Ferdinand von Richthofen an Ernst Haeckel, Leipzig, 15. Juli 1884
Leipzig d 15.7.1884.
Lieber Freund!
Herzlichen Dank zunächst für das ehrenvolle Diplom, in erster Linie Dir selbst, und dann den Herren, welche mit Dir im Vorstand sind, und von denen ich ja Dr Regel schon zu kennen das Vergnügen habe. Auch Herr Pfarrer Kunze ist mir durch seinen regen Eifer in den „Mittheilungen“ recht bekannt. Gern gehöre ich dem nachbarlichen Verein an, und vielleicht kann ich auch einmal eine Sitzung besuchen. Du bist wol so gut, es zu übernehmen, den anderena Herren des Vorstandes meinen verbindlichsten Dank auszusprechen.

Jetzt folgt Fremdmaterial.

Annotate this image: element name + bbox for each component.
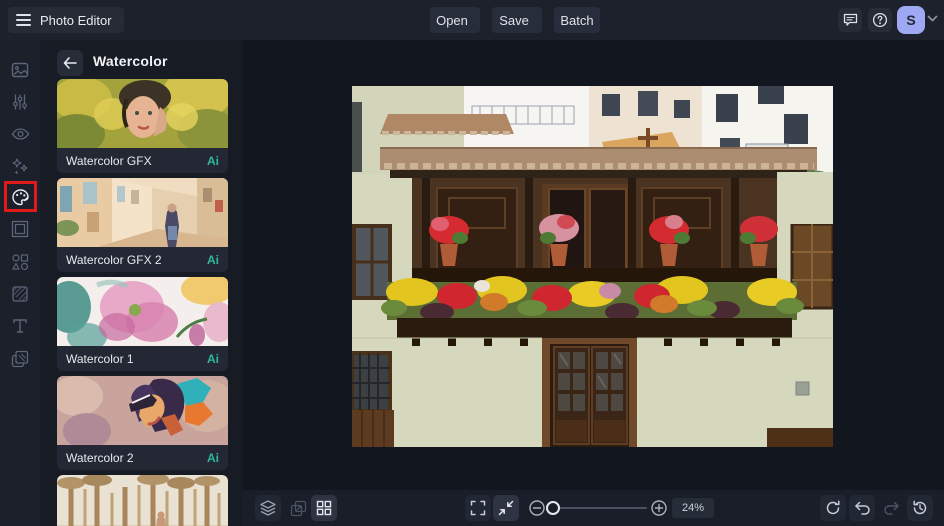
style-card-watercolor-gfx[interactable]: Watercolor GFX Ai	[57, 79, 228, 173]
ai-badge: Ai	[207, 252, 219, 267]
thumbnail-palms	[57, 475, 228, 526]
app-menu[interactable]: Photo Editor	[8, 7, 124, 33]
card-label: Watercolor GFX 2	[66, 252, 162, 267]
palette-icon	[11, 188, 29, 205]
photo-editor-app: Photo Editor Open Save Batch S Watercolo…	[0, 0, 944, 526]
redo-icon	[883, 501, 899, 515]
card-label: Watercolor GFX	[66, 153, 152, 168]
zoom-level-value: 24%	[672, 498, 714, 518]
grid-icon	[316, 500, 332, 516]
layers-icon	[260, 500, 276, 516]
sidebar-item-textures[interactable]	[8, 347, 32, 371]
style-card-watercolor-2[interactable]: Watercolor 2 Ai	[57, 376, 228, 470]
fit-screen-icon	[498, 500, 514, 516]
ai-badge: Ai	[207, 450, 219, 465]
save-button[interactable]: Save	[492, 7, 542, 33]
card-label: Watercolor 2	[66, 450, 134, 465]
sidebar-item-touchup[interactable]	[8, 122, 32, 146]
layers-button[interactable]	[255, 495, 281, 521]
fit-screen-button[interactable]	[493, 495, 519, 521]
thumbnail-watercolor-gfx	[57, 79, 228, 148]
back-arrow-icon	[63, 57, 77, 69]
top-bar: Photo Editor Open Save Batch S	[0, 0, 944, 40]
sidebar-item-frames[interactable]	[8, 217, 32, 241]
expand-icon	[470, 500, 486, 516]
canvas-area	[243, 40, 944, 490]
sidebar-item-effects[interactable]	[8, 154, 32, 178]
tools-sidebar	[0, 40, 40, 526]
style-card-watercolor-gfx-2[interactable]: Watercolor GFX 2 Ai	[57, 178, 228, 272]
eye-icon	[11, 128, 29, 140]
layers-icon	[11, 350, 29, 368]
feedback-button[interactable]	[838, 8, 862, 32]
watercolor-panel: Watercolor Watercolor GFX Ai Watercolor …	[40, 40, 243, 526]
reset-button[interactable]	[820, 495, 846, 521]
texture-icon	[12, 286, 28, 302]
compare-icon	[290, 500, 306, 516]
sparkles-icon	[12, 158, 28, 175]
undo-icon	[854, 501, 870, 515]
card-label: Watercolor 1	[66, 351, 134, 366]
redo-button[interactable]	[878, 495, 904, 521]
undo-button[interactable]	[849, 495, 875, 521]
sidebar-item-overlays[interactable]	[8, 282, 32, 306]
batch-button[interactable]: Batch	[554, 7, 600, 33]
panel-title: Watercolor	[93, 53, 168, 69]
text-icon	[13, 319, 27, 333]
app-title: Photo Editor	[40, 12, 112, 28]
ai-badge: Ai	[207, 153, 219, 168]
menu-icon	[16, 14, 31, 26]
frame-icon	[11, 220, 29, 238]
chat-icon	[843, 13, 857, 26]
grid-view-button[interactable]	[311, 495, 337, 521]
thumbnail-watercolor-2	[57, 376, 228, 445]
zoom-slider-track[interactable]	[552, 507, 647, 509]
account-chevron-down-icon[interactable]	[927, 15, 938, 23]
sidebar-item-text[interactable]	[8, 314, 32, 338]
zoom-in-icon	[651, 500, 667, 516]
sidebar-item-graphics[interactable]	[8, 250, 32, 274]
sidebar-item-edit[interactable]	[8, 58, 32, 82]
compare-button[interactable]	[285, 495, 311, 521]
style-card-partial[interactable]	[57, 475, 228, 526]
image-icon	[11, 62, 29, 78]
zoom-slider-handle[interactable]	[546, 501, 560, 515]
reset-icon	[826, 500, 840, 515]
fullscreen-button[interactable]	[465, 495, 491, 521]
ai-badge: Ai	[207, 351, 219, 366]
history-icon	[913, 500, 927, 515]
thumbnail-watercolor-1	[57, 277, 228, 346]
thumbnail-watercolor-gfx-2	[57, 178, 228, 247]
sidebar-item-artsy[interactable]	[8, 185, 32, 209]
back-button[interactable]	[57, 50, 83, 76]
history-button[interactable]	[907, 495, 933, 521]
zoom-in-button[interactable]	[646, 495, 672, 521]
bottom-toolbar: 24%	[243, 490, 944, 526]
zoom-out-icon	[529, 500, 545, 516]
sidebar-item-adjust[interactable]	[8, 90, 32, 114]
style-card-watercolor-1[interactable]: Watercolor 1 Ai	[57, 277, 228, 371]
canvas-image	[352, 86, 833, 447]
sliders-icon	[13, 94, 27, 110]
help-button[interactable]	[868, 8, 892, 32]
avatar[interactable]: S	[897, 6, 925, 34]
shapes-icon	[12, 254, 29, 271]
open-button[interactable]: Open	[430, 7, 480, 33]
help-icon	[872, 12, 888, 28]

Mit meinem Brief hätte ich Dir zuvorkommen sollen. Aber die Verzögerung hat den angenehmen Eindruck nicht abgeschwächt, den wir von unserer Fahrt nach Jena mitgebracht haben. Mir ist es eine große Freude gewesen, || unser altes freundschaftliches Verhältniß zu erneuern, in Dir den enthusiastischen thatkräftigen Jüngling aus alter Zeit, wenn auch inzwischen zum Manne gereift, mit warmem Herzen und frischem Sinn wiederzufinden, Dich in Deinem Kreise Deiner Familie zu sehen und das engere Heiligthum Deiner immensen Thätigkeit kennen zu lernen. Dazu hat Jena selbst so viel Schönes. Der botanische Garten, der Abendweg zum Forsthaus, die Frühstücksaussicht vom Schweizerhaus – Alles bewahren wir gern in Erinnerung. Auch der Rückweg über b Gera war recht genußreich. Dir selbst und Deiner verehrten Gemahlin sage ich noch, zugleich im Namen meiner Frau, unseren herzlichsten Dank.
Daß Ihr jetzt nicht kommen könnt, bedauern wir sehr, um so mehr, als Dein Fußleiden Dich daran hindert. Uebrigens würde es gerade jetzt in Leipzig unerquicklich heiß sein. Aber bis zum || nächsten Sommer darfst Du nicht warten. Der Oktober, den wir vermuthlich ganz hier verbringen werden, ist noch ein gut geeigneter Monat für die Fahrt nach Leipzig. Der Winter ist ungünstig, da es dann hier nichts zu zeigen gibt. Das Schönste sind hier die herrlichen Eichenwälder, die nach dem Oktober schmucklos sind.
Besten Dank für den „Adams-Pik“, den ich erst aus Deinen genialen Aquarellen gut kennen gelernt habe; in der Nähe sah ich nur Wolken an der Stelle des Gipfels; erst bei der Rückreise von China erblickte ich die Umrisse der Gebirge von Ceylon beim Vorüberfahren in völliger Reinheit und Schärfe. Solltest Du den höchst originellen Bericht von Marignolli (dem Marignola) noch nicht im Original gelesen haben, so kannst Du Dir damit eine heitere Stunde bereiten. Das alte Manuscript ist abgedruckt in
monumenta historica Bohemiae nusquam antehac edita; collegit P. Gelasius Dubner, 2 Bände, Prag 1764 u. 1768.
übersetzt von Meinert in
Abhandlungen der Böhmischen Gesellschaft der Wissenschaften. Band VII, 1820 ||
Sollte Beides in Jena nicht vorhanden sein, so findest Du die Buchstellen in Yule’s Cathay and the way thither (Hackluyt Society 1866), außerdem besprochen von Kunstmann in historisch politische Blätter Bd 38, p. 701 und 790 ff. Ich entnehme diese Notizen alten Aufzeichnungen von meiner Bethätigung mit alten Chinareisenden her. Ueber allen diesen ist er der naivste und amüsanteste.
Auf das Wiedersehen in Leipzig im Herbst (October) rechne ich bestimmt. Wir haben zwei fast stets unbesetzte Gastzimmer; Du kannst also Deine ganze Familie mitbringen.